Mine Data

Powerful mathematical and statistical tools are provided to operate on your data. The full power of a C++ application and of parallel processing is available for any kind of data manipulation. Data can also be generated following any statistical distribution, making it possible to simulate complex systems.

Mathematical and Statistical Libraries

You may need to manipulate your data in a number of different ways. Because ROOT is a C++ framework, you can use all C and C++ standard functions to perform your operations. In addition, ROOT provides a number of mathematical and statistical functions, well integrated into the framework, that allow to perform virtually all possible operation with a few simple commands.

The basic mathematical functions and algorithms are provided together with more advanced functions. Geometrical concepts as points and vectors, and physical entities as 4-vectors are also defined, supporting all their transformation properties. Coordinates transformations in 2D, 3D and 4D are also defined, to make easier coding physical simulations. Finally, linear algebra (i.e. vector and matrix) operations are supported by all geometrical or physical quantities.

Among the advanced features, one has many special mathematical functions (e.g. gamma, beta, error and zeta functions, Legendre polynomials, elliptic integrals, hypergeometric, Bessel and Neumann functions), numerical functions used in statistics (probability density functions and cumulative distribution functions for several distributions, methods to compute limits and confidence levels, multi-variate analysis), and algorithms for numerical integration and differentiation, to solve equations, to find minima in multi-dimensional spaces (with different methods), to interpolate data points or to approximate them with a function.

Simulation

One of the key points in statistical data analysis is the possibility to simulate your system to test your model. The basic ingredient of any statistical simulation is the availability of (pseudo-)random generators, that are methods to get numbers distributed accordingly to some given distribution.

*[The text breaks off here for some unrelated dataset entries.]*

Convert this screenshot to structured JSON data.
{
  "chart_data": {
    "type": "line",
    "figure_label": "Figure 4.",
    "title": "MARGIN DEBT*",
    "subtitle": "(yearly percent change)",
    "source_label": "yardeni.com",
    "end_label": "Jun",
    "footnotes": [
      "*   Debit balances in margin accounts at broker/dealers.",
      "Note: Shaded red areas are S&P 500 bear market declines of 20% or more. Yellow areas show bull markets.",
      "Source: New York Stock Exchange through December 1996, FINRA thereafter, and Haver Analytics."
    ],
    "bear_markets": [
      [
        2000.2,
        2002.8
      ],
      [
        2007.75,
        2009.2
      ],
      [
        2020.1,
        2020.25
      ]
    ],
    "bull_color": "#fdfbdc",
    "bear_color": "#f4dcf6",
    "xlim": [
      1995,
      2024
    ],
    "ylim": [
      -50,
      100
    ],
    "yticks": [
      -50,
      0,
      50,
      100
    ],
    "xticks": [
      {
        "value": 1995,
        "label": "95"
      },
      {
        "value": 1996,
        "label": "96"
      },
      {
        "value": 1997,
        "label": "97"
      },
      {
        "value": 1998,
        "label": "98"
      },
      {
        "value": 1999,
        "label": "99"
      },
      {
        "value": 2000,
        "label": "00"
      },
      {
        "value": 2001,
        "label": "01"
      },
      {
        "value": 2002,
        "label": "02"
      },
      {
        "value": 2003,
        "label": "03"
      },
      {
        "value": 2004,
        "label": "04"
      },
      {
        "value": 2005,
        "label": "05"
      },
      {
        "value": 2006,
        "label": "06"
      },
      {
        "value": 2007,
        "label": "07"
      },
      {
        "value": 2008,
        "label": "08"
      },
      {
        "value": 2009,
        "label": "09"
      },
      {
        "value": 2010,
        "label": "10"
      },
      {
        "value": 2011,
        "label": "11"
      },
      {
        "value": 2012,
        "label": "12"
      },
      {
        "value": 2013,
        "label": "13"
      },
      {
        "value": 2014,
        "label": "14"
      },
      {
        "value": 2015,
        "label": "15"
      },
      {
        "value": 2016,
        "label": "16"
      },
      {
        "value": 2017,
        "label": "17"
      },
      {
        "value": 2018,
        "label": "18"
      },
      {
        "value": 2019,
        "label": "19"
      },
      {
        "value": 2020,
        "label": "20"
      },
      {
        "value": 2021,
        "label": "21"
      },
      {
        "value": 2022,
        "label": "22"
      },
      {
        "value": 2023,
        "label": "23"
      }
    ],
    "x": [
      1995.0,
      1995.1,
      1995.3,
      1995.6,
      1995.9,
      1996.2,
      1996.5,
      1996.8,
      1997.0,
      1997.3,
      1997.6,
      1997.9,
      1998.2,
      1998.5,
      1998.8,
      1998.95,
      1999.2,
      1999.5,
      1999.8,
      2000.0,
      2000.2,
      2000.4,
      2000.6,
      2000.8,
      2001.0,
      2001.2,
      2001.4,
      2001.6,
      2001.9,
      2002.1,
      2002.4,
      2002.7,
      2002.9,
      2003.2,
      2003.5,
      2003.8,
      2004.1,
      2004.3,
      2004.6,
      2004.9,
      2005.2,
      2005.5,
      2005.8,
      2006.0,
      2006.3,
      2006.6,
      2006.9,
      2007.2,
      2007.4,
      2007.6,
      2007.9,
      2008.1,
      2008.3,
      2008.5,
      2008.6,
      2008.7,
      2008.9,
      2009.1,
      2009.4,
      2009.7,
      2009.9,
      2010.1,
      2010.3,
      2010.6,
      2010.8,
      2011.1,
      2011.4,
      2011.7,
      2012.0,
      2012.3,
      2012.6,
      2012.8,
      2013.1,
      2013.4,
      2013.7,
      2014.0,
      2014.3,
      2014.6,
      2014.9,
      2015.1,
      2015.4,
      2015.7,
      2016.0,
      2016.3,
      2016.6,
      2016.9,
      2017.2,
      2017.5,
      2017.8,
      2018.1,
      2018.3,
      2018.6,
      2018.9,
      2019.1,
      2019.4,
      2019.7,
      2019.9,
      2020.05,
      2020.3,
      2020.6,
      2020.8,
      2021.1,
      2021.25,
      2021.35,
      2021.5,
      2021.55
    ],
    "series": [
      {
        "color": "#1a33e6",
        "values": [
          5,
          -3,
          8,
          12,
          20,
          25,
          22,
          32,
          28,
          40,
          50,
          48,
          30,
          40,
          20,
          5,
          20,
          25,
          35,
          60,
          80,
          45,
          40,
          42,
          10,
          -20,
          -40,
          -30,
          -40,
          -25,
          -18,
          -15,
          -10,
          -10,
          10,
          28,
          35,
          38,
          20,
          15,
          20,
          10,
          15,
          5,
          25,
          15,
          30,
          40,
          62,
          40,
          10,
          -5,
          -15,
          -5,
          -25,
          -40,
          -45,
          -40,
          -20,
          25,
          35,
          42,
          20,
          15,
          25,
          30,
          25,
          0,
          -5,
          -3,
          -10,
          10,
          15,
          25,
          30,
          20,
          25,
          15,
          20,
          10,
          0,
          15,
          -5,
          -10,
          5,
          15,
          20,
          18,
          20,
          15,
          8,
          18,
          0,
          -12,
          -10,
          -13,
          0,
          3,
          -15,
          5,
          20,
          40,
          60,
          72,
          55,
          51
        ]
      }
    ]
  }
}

The starting point for any random distribution is a uniform random generator whose output is a floating point number between 0 and 1. ROOT provides, in addition to the linear congruential pseudo-random generator coming from the C standard library, 3 high-quality algorithms: RANLUX, L’Ecuyer, and MT19937 (the default one, being a good compromise between speed and quality).

In addition, ROOT provides generators following the most common distributions, like the Gaussian, exponential, Landau, Breit-Wigner continuous distributions and the Poisson and binomial discrete distributions. Even more, ROOT provides methods to generate pseudo-random numbers following any continuous, discrete or empirical (i.e. a histogram) distribution, by interfacing with the UNU.RAN C library. This is true both for 1-dimensional and for multi-dimensional distributions.

Analysis

Once you get data, either real or simulated events, you can start browsing them with the ROOT browser, that allows you to quickly plot the distribution of your quantities (simply double click on variables). A productive way of working is to write a C++ macro, testing each command step by step with the Cling interpreter - writing a Python program using ROOT’s Python bindings is a very good option too. When you are satisfied with your macro, you may consider converting it into a compiled library or stand-alone application, to achieve the maximum speed.

Incidentally, note that, because the C++ specifications do not fix the size of integer and floating point variables (they only provide limits), ROOT provides also machine-independent definitions of different integer and floating point variables with fixed representation. Sometimes, such definitions are necessary to deal with your data, for example when they are the binary output of some device, in which case your variables must have the same representation as the output words of such device.

Most often, the result of your data analysis is best displayed as histograms. ROOT provides a very rich set of functionalities for histogram creation, manipulation and drawing, and can save high-quality plots in a number of different formats.

Parallel Processing

When you have more than one computer and the data are statistically independent, as it is the case with independent repeated measurements or with random poll, the best theoretical speed-up is possible. One has simply to split the data among his N machines and let them process each sample. If the time required to split the data and to join all partial results is negligible, then one gets the result in a time close to N times shorter than what would be required with a single computer.

ROOT provides a way to automatically spread the processing among many nodes, and to collect and join the results. This requires some configuration of the farm or group of computers, and a particular approach for the user application. However, everything else proceeds in a transparent way for the user, who simply gets the results much faster, without needing to explicitly manage the work balancing and the data spreading among all nodes.